Während der Lufthansa-Konzern mit der Bundesregierung um einen Kredit von bis zu 10 Milliarden Euro feilscht und mindestens 18.000 Stellen abbauen will, hat die Lufthansa-Tochter Brussels Airlines letzte Woche bekanntgegeben, bis zu 1000 Stellen zu streichen. Das beträfe ein Viertel der Belegschaft.
Der Flugzeugbauer Airbus hat derweil angekündigt, 10.000 Stellen zu streichen. Schon Ende April hatte der Airbus-Chef Guillaume Faury in einem Brief an die 135.000 Beschäftigten geschrieben: „Das Überleben von Airbus steht infrage, wenn wir jetzt nicht handeln.“ Die Beurlaubung von 6000 Mitarbeitern könnte erst der Anfang sein, hatte er die Belegschaft damals gewarnt.

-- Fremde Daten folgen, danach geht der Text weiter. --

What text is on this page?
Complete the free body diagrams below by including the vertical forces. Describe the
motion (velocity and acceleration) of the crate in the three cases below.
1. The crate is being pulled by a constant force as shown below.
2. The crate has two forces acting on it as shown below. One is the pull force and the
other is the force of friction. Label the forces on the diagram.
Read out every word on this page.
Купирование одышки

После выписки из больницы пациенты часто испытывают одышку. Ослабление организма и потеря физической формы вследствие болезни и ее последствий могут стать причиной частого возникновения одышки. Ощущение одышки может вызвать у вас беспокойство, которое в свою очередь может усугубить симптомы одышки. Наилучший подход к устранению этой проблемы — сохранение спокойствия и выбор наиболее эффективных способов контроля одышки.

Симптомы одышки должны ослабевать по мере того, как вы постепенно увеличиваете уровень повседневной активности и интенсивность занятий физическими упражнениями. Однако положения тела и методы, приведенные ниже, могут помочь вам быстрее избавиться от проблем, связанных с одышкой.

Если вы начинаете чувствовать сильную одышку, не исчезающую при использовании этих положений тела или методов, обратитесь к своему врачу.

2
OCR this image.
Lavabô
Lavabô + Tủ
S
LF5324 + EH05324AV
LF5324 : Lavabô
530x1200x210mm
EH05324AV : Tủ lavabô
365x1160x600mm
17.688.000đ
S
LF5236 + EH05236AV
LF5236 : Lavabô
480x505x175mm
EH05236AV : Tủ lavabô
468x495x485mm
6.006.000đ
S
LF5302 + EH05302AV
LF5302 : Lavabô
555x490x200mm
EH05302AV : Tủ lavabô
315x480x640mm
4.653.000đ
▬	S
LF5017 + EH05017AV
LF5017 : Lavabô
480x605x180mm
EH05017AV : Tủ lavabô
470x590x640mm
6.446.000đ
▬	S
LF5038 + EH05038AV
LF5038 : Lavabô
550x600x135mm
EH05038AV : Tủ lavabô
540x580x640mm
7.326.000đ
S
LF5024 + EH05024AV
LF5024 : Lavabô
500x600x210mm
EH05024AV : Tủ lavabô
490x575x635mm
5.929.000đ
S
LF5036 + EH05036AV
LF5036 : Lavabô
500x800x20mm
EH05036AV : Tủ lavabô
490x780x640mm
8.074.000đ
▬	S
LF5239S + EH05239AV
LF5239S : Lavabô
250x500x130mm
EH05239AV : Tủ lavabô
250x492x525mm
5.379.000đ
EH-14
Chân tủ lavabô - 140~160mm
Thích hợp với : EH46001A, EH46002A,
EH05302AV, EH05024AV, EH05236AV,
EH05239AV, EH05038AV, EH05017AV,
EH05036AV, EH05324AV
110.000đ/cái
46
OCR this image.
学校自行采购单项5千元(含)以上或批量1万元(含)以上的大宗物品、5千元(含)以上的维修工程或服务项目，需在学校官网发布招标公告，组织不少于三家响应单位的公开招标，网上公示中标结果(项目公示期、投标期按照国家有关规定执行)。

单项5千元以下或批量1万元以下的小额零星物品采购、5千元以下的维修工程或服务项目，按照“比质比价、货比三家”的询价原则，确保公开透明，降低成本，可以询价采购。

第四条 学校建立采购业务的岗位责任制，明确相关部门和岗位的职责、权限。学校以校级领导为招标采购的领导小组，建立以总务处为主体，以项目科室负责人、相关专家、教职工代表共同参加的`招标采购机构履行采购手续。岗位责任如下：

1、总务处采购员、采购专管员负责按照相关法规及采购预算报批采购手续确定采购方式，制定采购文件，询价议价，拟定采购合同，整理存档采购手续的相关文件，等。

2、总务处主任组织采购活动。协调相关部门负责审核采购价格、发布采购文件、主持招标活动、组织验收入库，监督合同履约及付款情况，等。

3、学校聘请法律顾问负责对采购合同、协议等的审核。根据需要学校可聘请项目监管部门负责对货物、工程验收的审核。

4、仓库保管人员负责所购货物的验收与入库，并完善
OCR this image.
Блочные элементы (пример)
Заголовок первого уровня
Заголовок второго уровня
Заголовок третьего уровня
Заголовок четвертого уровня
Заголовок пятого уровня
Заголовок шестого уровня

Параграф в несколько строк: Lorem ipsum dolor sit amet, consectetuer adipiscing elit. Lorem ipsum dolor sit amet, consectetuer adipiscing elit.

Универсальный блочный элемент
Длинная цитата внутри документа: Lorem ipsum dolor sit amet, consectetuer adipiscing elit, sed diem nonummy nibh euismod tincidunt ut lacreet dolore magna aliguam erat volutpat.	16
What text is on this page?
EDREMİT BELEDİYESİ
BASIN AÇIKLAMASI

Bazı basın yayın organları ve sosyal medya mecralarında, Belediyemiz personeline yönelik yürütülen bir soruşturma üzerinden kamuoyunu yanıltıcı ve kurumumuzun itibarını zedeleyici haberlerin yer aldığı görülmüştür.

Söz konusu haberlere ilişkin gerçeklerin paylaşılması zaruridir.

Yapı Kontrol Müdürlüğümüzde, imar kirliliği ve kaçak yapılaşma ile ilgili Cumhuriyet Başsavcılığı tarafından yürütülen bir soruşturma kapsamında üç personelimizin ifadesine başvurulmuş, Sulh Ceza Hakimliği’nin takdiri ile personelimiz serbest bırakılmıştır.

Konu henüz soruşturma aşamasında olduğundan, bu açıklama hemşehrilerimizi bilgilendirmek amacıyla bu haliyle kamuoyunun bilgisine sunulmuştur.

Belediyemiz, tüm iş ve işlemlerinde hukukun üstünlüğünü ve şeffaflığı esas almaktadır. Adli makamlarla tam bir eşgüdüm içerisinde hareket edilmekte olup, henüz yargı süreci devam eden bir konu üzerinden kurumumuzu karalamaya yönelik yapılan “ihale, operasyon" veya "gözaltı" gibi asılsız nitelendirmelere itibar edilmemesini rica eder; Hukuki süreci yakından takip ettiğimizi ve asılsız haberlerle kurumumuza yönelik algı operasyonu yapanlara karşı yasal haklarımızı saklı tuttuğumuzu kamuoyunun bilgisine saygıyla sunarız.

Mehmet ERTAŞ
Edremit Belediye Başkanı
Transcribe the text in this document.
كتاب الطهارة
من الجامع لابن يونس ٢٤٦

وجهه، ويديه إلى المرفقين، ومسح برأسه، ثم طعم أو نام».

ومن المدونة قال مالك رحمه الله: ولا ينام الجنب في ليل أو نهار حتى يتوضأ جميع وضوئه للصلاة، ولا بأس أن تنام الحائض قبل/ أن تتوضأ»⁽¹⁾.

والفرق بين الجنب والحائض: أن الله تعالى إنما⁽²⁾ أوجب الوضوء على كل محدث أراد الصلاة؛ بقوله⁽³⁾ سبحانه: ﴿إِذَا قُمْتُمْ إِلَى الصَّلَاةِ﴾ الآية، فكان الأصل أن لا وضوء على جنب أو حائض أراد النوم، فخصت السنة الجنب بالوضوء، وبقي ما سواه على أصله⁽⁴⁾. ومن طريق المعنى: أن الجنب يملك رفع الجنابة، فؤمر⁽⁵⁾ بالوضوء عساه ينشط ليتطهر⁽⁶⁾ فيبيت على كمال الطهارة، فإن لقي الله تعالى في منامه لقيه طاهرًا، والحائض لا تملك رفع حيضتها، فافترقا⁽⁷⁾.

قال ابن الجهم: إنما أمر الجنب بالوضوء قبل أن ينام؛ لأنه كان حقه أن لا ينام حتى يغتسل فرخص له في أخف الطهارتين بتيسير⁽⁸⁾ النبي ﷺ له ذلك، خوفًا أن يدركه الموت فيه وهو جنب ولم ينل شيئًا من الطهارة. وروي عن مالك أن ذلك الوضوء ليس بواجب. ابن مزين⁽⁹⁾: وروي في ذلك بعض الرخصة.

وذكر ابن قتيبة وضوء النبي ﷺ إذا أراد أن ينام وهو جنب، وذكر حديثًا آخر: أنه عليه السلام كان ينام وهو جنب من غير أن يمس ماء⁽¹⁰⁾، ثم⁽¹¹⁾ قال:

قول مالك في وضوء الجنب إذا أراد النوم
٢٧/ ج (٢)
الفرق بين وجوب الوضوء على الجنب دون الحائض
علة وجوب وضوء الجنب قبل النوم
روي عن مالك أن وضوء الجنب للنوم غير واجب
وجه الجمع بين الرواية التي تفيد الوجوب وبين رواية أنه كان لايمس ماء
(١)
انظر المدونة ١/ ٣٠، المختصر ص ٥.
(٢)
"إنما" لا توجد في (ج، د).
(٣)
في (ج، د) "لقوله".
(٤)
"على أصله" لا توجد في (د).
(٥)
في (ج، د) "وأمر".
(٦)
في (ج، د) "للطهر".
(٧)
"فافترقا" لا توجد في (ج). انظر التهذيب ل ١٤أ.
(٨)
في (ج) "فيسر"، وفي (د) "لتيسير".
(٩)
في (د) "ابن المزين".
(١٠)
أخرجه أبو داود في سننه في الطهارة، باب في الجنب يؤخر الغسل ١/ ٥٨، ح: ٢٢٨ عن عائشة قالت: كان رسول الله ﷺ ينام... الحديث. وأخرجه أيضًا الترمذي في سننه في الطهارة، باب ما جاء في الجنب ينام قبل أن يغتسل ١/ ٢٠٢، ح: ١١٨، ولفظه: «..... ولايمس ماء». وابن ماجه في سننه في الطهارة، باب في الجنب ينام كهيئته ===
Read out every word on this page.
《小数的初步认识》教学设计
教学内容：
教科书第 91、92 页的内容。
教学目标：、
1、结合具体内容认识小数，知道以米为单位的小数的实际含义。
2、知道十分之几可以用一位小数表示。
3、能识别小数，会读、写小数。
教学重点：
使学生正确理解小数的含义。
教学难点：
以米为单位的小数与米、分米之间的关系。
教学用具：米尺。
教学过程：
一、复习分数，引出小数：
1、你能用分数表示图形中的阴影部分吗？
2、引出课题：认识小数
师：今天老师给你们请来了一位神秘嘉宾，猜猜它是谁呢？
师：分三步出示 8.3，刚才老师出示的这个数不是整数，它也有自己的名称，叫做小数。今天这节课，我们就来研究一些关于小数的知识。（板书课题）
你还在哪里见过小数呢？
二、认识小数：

Die Gewerkschaften unterstützen diesen Kurs und richten, wenn überhaupt, zahnlose Appelle an die Konzerne. An die TUI-Manager gerichtet, die einen Staatskredit über 1,8 Milliarden Euro erhalten, sagte der Chef des Deutschen Gewerkschaftsbunds (DGB), Reiner Hoffmann letzten Donnerstag der Neuen Osnabrücker Zeitung: „Wenn der Staat hilft, müssen unterm Strich mehr Arbeitsplätze erhalten bleiben.“
Die Betriebsräte von Galeria Kaufhof Karstadt und die Gewerkschaft Verdi haben den jetzigen Kahlschlag seit Jahren mit immer neuen Kürzungen bei Arbeitsplätzen und Löhnen vorbereitet, die angeblich die Wettbewerbsfähigkeit sichern sollten. Noch vor Weihnachten habe der Konzern die Zukunft für das Warenhaus und damit auch eine Standort- und Beschäftigungssicherung tarifvertraglich zugesichert. Nun komme ein Kahlschlag auf Kosten der Beschäftigten, klagen sie und appellieren an die Politik, dies nicht zuzulassen.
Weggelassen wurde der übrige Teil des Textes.